I also find it hard to tell what RPM I am pulling until I get into the deap because your haulin *** down the trail trying to look down...

How are the allen head pin weights to install?

thanks for the help
 
1st ride after shop visit

After clearing all the check engine codes and re-torquing the head I went out for a test ride today. I warmed it up and put about 4 miles on it before I got another check engine light. I had coolant starting to well up around the front right bolt again.

Took it back to the shop, back on the computer. Check engine light was for the knock sensor. It was revving up to 8500 RPM. Shop recomended taking the clickers from number 4 to number 3. I ran it up the road by the shop on icy surface and opened it up. Sled still hit 8500 RPM with the lack of resistance.

Can someone tell me what O-rings or gaskets I need to fix the top end leak with the SLP performance package? I hope its just the stock ones.

Dealer thinks that the original over temp light was due to coolant escaping the water jacket with the loose head bolts.

I also had another strange warning.

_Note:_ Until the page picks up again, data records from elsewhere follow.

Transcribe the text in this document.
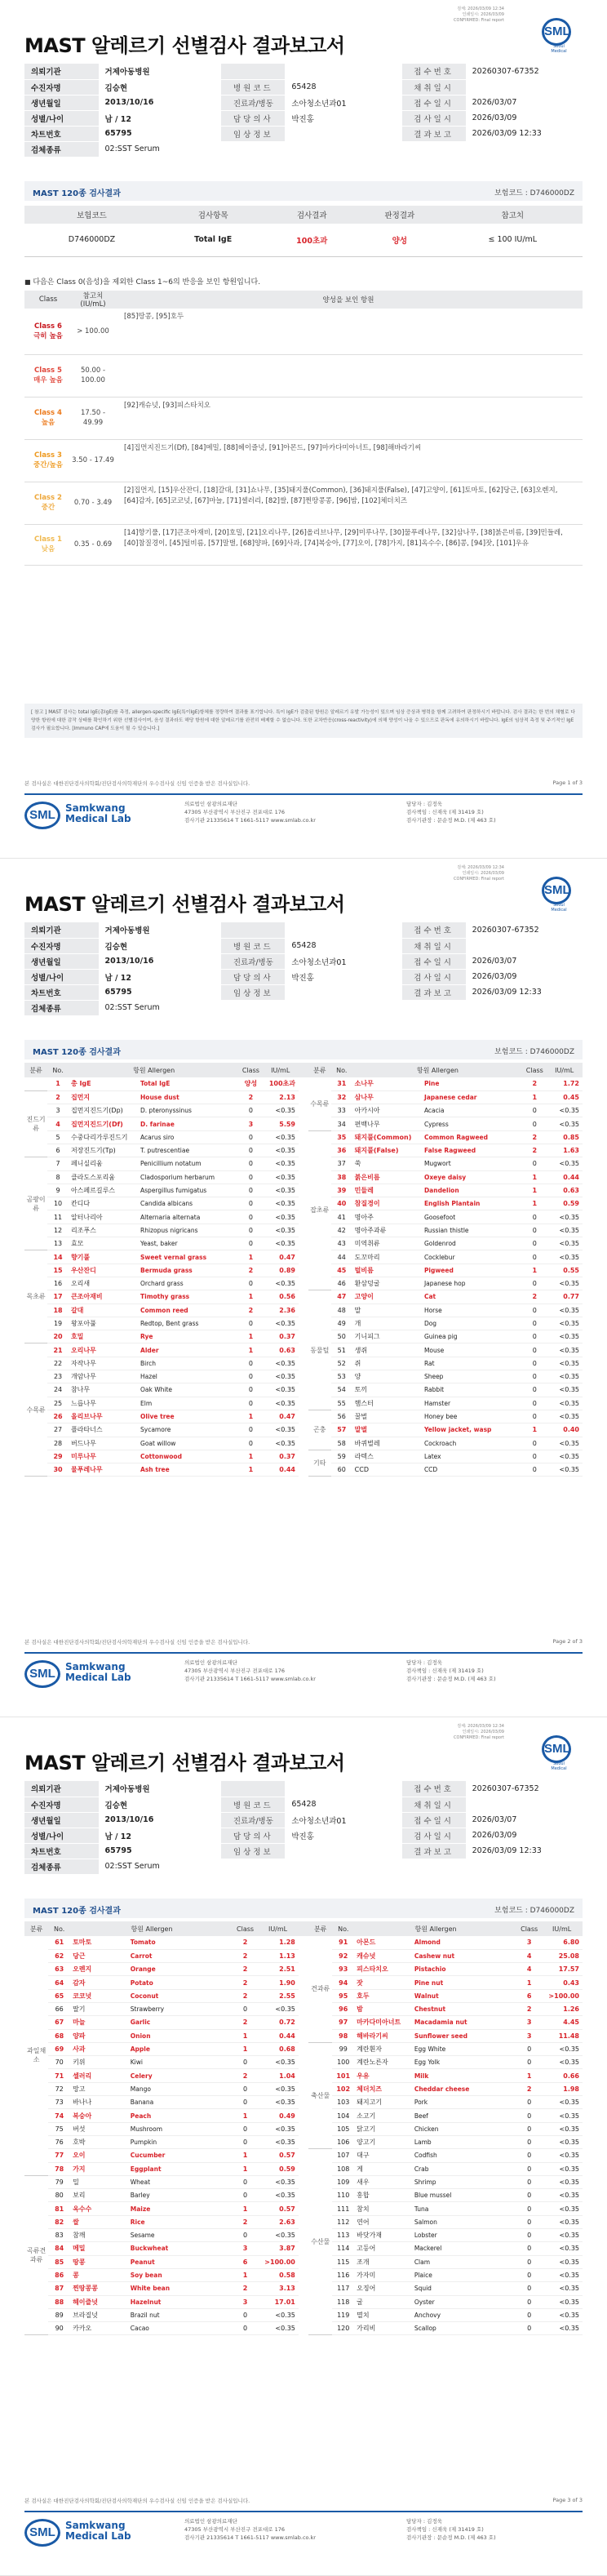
검체: 2026/03/09 12:34
인쇄일시: 2026/03/09
CONFIRMED: Final report
SML
Seoul Medical
MAST 알레르기 선별검사 결과보고서
의뢰기관	거제아동병원			접수번호	20260307-67352
수진자명	김승현	병원코드	65428	채취일시	
생년월일	2013/10/16	진료과/병동	소아청소년과01	접수일시	2026/03/07
성별/나이	남 / 12	담당의사	박진홍	검사일시	2026/03/09
차트번호	65795	임상정보		결과보고	2026/03/09 12:33
검체종류	02:SST Serum				
MAST 120종 검사결과	보험코드 : D746000DZ
본 검사실은 대한진단검사의학회/진단검사의학재단의 우수검사실 신임 인증을 받은 검사실입니다.	Page 1 of 3
SML	Samkwang
Medical Lab
의료법인 삼광의료재단
47305 부산광역시 부산진구 전포대로 176
검사기관 21335614 T 1661-5117 www.smlab.co.kr
담당자 : 김정욱
검사책임 : 신재욱 (제 31419 호)
검사기관장 : 문순정 M.D. (제 463 호)
보험코드	검사항목	검사결과	판정결과	참고치
D746000DZ	Total IgE	100초과	양성	≤ 100 IU/mL
■ 다음은 Class 0(음성)을 제외한 Class 1~6의 반응을 보인 항원입니다.
Class	참고치(IU/mL)	양성을 보인 항원

Class 6
극히 높음	> 100.00	[85]땅콩, [95]호두

Class 5
매우 높음	50.00 - 100.00	

Class 4
높음	17.50 - 49.99	[92]캐슈넛, [93]피스타치오

Class 3
중간/높음	3.50 - 17.49	[4]집먼지진드기(Df), [84]메밀, [88]헤이즐넛, [91]아몬드, [97]마카다미아너트, [98]해바라기씨

Class 2
중간	0.70 - 3.49	[2]집먼지, [15]우산잔디, [18]갈대, [31]쇼나무, [35]돼지풀(Common), [36]돼지풀(False), [47]고양이, [61]토마토, [62]당근, [63]오렌지, [64]감자, [65]코코넛, [67]마늘, [71]셀러리, [82]쌀, [87]찐땅콩콩, [96]밤, [102]체더치즈

Class 1
낮음	0.35 - 0.69	[14]향기풀, [17]큰조아재비, [20]호밀, [21]오리나무, [26]올리브나무, [29]미루나무, [30]물푸레나무, [32]삼나무, [38]붉은비름, [39]민들레, [40]참질경이, [45]털비름, [57]말벌, [68]양파, [69]사과, [74]복숭아, [77]오이, [78]가지, [81]옥수수, [86]콩, [94]잣, [101]우유
[ 참고 ] MAST 검사는 total IgE(총IgE)를 측정, allergen-specific IgE(특이IgE)항체를 정량하여 결과를 표기합니다. 특이 IgE가 검출된 항원은 알레르기 유발 가능성이 있으며 임상 증상과 병력을 함께 고려하여 판정하시기 바랍니다. 검사 결과는 한 번의 채혈로 다양한 항원에 대한 감작 상태를 확인하기 위한 선별검사이며, 음성 결과라도 해당 항원에 대한 알레르기를 완전히 배제할 수 없습니다. 또한 교차반응(cross-reactivity)에 의해 양성이 나올 수 있으므로 판독에 유의하시기 바랍니다. IgE의 임상적 측정 및 주기적인 IgE 검사가 필요합니다. [Immuno CAP에 도움이 될 수 있습니다.]
검체: 2026/03/09 12:34
인쇄일시: 2026/03/09
CONFIRMED: Final report
SML
Seoul Medical
MAST 알레르기 선별검사 결과보고서
의뢰기관	거제아동병원			접수번호	20260307-67352
수진자명	김승현	병원코드	65428	채취일시	
생년월일	2013/10/16	진료과/병동	소아청소년과01	접수일시	2026/03/07
성별/나이	남 / 12	담당의사	박진홍	검사일시	2026/03/09
차트번호	65795	임상정보		결과보고	2026/03/09 12:33
검체종류	02:SST Serum				
MAST 120종 검사결과	보험코드 : D746000DZ
본 검사실은 대한진단검사의학회/진단검사의학재단의 우수검사실 신임 인증을 받은 검사실입니다.	Page 2 of 3
SML	Samkwang
Medical Lab
의료법인 삼광의료재단
47305 부산광역시 부산진구 전포대로 176
검사기관 21335614 T 1661-5117 www.smlab.co.kr
담당자 : 김정욱
검사책임 : 신재욱 (제 31419 호)
검사기관장 : 문순정 M.D. (제 463 호)
분류	No.	항원 Allergen		Class	IU/mL		분류	No.	항원 Allergen		Class	IU/mL
	1	총 IgE	Total IgE	양성	100초과		수목류	31	소나무	Pine	2	1.72
진드기류	2	집먼지	House dust	2	2.13			32	삼나무	Japanese cedar	1	0.45
	3	집먼지진드기(Dp)	D. pteronyssinus	0	<0.35			33	아카시아	Acacia	0	<0.35
	4	집먼지진드기(Df)	D. farinae	3	5.59			34	편백나무	Cypress	0	<0.35
	5	수중다리가루진드기	Acarus siro	0	<0.35		잡초류	35	돼지풀(Common)	Common Ragweed	2	0.85
	6	저장진드기(Tp)	T. putrescentiae	0	<0.35			36	돼지풀(False)	False Ragweed	2	1.63
곰팡이류	7	페니실리움	Penicillium notatum	0	<0.35			37	쑥	Mugwort	0	<0.35
	8	클라도스포리움	Cladosporium herbarum	0	<0.35			38	붉은비름	Oxeye daisy	1	0.44
	9	아스페르길루스	Aspergillus fumigatus	0	<0.35			39	민들레	Dandelion	1	0.63
	10	칸디다	Candida albicans	0	<0.35			40	참질경이	English Plantain	1	0.59
	11	알터나리아	Alternaria alternata	0	<0.35			41	명아주	Goosefoot	0	<0.35
	12	리조푸스	Rhizopus nigricans	0	<0.35			42	명아주과류	Russian thistle	0	<0.35
	13	효모	Yeast, baker	0	<0.35			43	미역취류	Goldenrod	0	<0.35
목초류	14	향기풀	Sweet vernal grass	1	0.47			44	도꼬마리	Cocklebur	0	<0.35
	15	우산잔디	Bermuda grass	2	0.89			45	털비름	Pigweed	1	0.55
	16	오리새	Orchard grass	0	<0.35			46	환삼덩굴	Japanese hop	0	<0.35
	17	큰조아재비	Timothy grass	1	0.56		동물털	47	고양이	Cat	2	0.77
	18	갈대	Common reed	2	2.36			48	말	Horse	0	<0.35
	19	왕포아풀	Redtop, Bent grass	0	<0.35			49	개	Dog	0	<0.35
	20	호밀	Rye	1	0.37			50	기니피그	Guinea pig	0	<0.35
수목류	21	오리나무	Alder	1	0.63			51	생쥐	Mouse	0	<0.35
	22	자작나무	Birch	0	<0.35			52	쥐	Rat	0	<0.35
	23	개암나무	Hazel	0	<0.35			53	양	Sheep	0	<0.35
	24	참나무	Oak White	0	<0.35			54	토끼	Rabbit	0	<0.35
	25	느릅나무	Elm	0	<0.35			55	햄스터	Hamster	0	<0.35
	26	올리브나무	Olive tree	1	0.47		곤충	56	꿀벌	Honey bee	0	<0.35
	27	플라타너스	Sycamore	0	<0.35			57	말벌	Yellow jacket, wasp	1	0.40
	28	버드나무	Goat willow	0	<0.35			58	바퀴벌레	Cockroach	0	<0.35
	29	미루나무	Cottonwood	1	0.37		기타	59	라텍스	Latex	0	<0.35
	30	물푸레나무	Ash tree	1	0.44			60	CCD	CCD	0	<0.35
검체: 2026/03/09 12:34
인쇄일시: 2026/03/09
CONFIRMED: Final report
SML
Seoul Medical
MAST 알레르기 선별검사 결과보고서
의뢰기관	거제아동병원			접수번호	20260307-67352
수진자명	김승현	병원코드	65428	채취일시	
생년월일	2013/10/16	진료과/병동	소아청소년과01	접수일시	2026/03/07
성별/나이	남 / 12	담당의사	박진홍	검사일시	2026/03/09
차트번호	65795	임상정보		결과보고	2026/03/09 12:33
검체종류	02:SST Serum				
MAST 120종 검사결과	보험코드 : D746000DZ
본 검사실은 대한진단검사의학회/진단검사의학재단의 우수검사실 신임 인증을 받은 검사실입니다.	Page 3 of 3
SML	Samkwang
Medical Lab
의료법인 삼광의료재단
47305 부산광역시 부산진구 전포대로 176
검사기관 21335614 T 1661-5117 www.smlab.co.kr
담당자 : 김정욱
검사책임 : 신재욱 (제 31419 호)
검사기관장 : 문순정 M.D. (제 463 호)
분류	No.	항원 Allergen		Class	IU/mL		분류	No.	항원 Allergen		Class	IU/mL
과일채소	61	토마토	Tomato	2	1.28		견과류	91	아몬드	Almond	3	6.80
	62	당근	Carrot	2	1.13			92	캐슈넛	Cashew nut	4	25.08
	63	오렌지	Orange	2	2.51			93	피스타치오	Pistachio	4	17.57
	64	감자	Potato	2	1.90			94	잣	Pine nut	1	0.43
	65	코코넛	Coconut	2	2.55			95	호두	Walnut	6	>100.00
	66	딸기	Strawberry	0	<0.35			96	밤	Chestnut	2	1.26
	67	마늘	Garlic	2	0.72			97	마카다미아너트	Macadamia nut	3	4.45
	68	양파	Onion	1	0.44			98	해바라기씨	Sunflower seed	3	11.48
	69	사과	Apple	1	0.68		축산물	99	계란흰자	Egg White	0	<0.35
	70	키위	Kiwi	0	<0.35			100	계란노른자	Egg Yolk	0	<0.35
	71	셀러리	Celery	2	1.04			101	우유	Milk	1	0.66
	72	망고	Mango	0	<0.35			102	체더치즈	Cheddar cheese	2	1.98
	73	바나나	Banana	0	<0.35			103	돼지고기	Pork	0	<0.35
	74	복숭아	Peach	1	0.49			104	소고기	Beef	0	<0.35
	75	버섯	Mushroom	0	<0.35			105	닭고기	Chicken	0	<0.35
	76	호박	Pumpkin	0	<0.35			106	양고기	Lamb	0	<0.35
	77	오이	Cucumber	1	0.57		수산물	107	대구	Codfish	0	<0.35
	78	가지	Eggplant	1	0.59			108	게	Crab	0	<0.35
곡류견과류	79	밀	Wheat	0	<0.35			109	새우	Shrimp	0	<0.35
	80	보리	Barley	0	<0.35			110	홍합	Blue mussel	0	<0.35
	81	옥수수	Maize	1	0.57			111	참치	Tuna	0	<0.35
	82	쌀	Rice	2	2.63			112	연어	Salmon	0	<0.35
	83	참깨	Sesame	0	<0.35			113	바닷가재	Lobster	0	<0.35
	84	메밀	Buckwheat	3	3.87			114	고등어	Mackerel	0	<0.35
	85	땅콩	Peanut	6	>100.00			115	조개	Clam	0	<0.35
	86	콩	Soy bean	1	0.58			116	가자미	Plaice	0	<0.35
	87	찐땅콩콩	White bean	2	3.13			117	오징어	Squid	0	<0.35
	88	헤이즐넛	Hazelnut	3	17.01			118	굴	Oyster	0	<0.35
	89	브라질넛	Brazil nut	0	<0.35			119	멸치	Anchovy	0	<0.35
	90	카카오	Cacao	0	<0.35			120	가리비	Scallop	0	<0.35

I started it up after sitting for 3 minutes and got a strange reading. I showed a check engine light, water temp light, battery light, and the dispaly had two brackets facing each other on the right side and the left had a dot flashing in different spots in a circular motion.

Any Ideas on how to eleviate these problems. I also need to know what gasket kit to order for the top end. I have a fealing that during the first initial major leak from over rev and detonation I may have damage one of the water jacket o-rings. They think that the head as a gasket on it but I was hoping you guys would know what I need to gaurantee a fix for the top end leak.

also, do I need to turn the clickers down more to ensure that I am not getting over 8100?

Thanks guys, there is more knowledge here than anywhere else.